The thing is, we really don't need a drop of oil from Iraq or Iran. There's no oil in Afghanistan or Pakistan.

First, this conflict is going to last. Don't think in terms of a few years; think in terms of the next few decades. Second, expect the price of oil to remain artificially high. Expect supply interruptions from oil producers in North Africa and the Middle East for as long as the turmoil lasts — basically for the next few decades.

ISIS, al-Qaeda and other radical terrorist groups will target the oil exports of moderate Sunni governments as well as Shia sources of oil in Iraq.
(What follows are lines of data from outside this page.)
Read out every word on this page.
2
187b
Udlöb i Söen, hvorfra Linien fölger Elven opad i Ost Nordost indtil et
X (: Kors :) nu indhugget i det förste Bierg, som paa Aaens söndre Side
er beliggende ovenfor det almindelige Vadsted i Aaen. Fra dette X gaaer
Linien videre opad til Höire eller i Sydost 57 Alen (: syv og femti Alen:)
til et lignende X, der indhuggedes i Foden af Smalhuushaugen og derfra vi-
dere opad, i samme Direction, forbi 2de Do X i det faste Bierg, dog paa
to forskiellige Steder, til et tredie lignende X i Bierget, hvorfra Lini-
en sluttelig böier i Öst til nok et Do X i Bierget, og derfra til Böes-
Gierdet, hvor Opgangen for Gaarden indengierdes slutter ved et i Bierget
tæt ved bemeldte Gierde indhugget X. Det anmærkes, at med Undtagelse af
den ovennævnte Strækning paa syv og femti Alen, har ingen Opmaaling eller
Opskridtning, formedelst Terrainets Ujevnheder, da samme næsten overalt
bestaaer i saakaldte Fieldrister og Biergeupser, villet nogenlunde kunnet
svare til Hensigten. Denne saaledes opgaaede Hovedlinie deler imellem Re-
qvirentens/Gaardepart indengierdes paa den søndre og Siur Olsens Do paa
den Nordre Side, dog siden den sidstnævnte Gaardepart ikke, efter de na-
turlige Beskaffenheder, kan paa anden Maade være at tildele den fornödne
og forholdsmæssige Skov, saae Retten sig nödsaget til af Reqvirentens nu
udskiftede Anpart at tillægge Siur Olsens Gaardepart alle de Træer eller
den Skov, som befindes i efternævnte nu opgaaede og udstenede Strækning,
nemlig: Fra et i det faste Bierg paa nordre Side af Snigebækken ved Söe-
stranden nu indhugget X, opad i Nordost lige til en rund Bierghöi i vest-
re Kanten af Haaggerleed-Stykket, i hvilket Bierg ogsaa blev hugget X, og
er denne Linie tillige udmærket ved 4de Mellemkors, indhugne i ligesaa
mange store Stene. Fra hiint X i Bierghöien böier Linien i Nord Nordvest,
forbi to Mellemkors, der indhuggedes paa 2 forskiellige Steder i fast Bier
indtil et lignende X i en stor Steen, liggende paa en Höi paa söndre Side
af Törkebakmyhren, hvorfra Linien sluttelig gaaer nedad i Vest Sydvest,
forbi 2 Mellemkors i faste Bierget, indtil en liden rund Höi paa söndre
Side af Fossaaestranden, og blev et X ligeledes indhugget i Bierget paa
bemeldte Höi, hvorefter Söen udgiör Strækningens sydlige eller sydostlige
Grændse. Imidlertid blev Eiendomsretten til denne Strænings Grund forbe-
This means we are very likely going to see WTI crude (the U.S. benchmark) above $120 a barrel and Brent crude (the global benchmark) over $150 barrel.

We could also see sudden surges as high as $200 a barrel as the result of one-time terrorist attacks.

You can already throw out current analyst expectations for most productive oil & exploration stocks. The vast majority of Wall Street is still betting that the price rise in oil over $90 a barrel is temporary.

If I'm right about the steady rise of WTI and Brent crude to $120 and $150, respectively, over the next few months ... virtually every Wall Street analyst's earnings estimates for oil producers are going to be beaten ... perhaps quite handily.

The chaos in the Middle East and Africa is going to eventually force our lawmakers in Washington to change U.S. laws that currently prevent U.S. oil and natural gas companies from exporting their production. Given the urgency of the threat to Iraq's oil supplies, if Congress doesn't act before the end of this year, President Obama will likely continue to attack the problem by a series of administrative edicts and executive orders — justifying his decision to act as a matter of national security.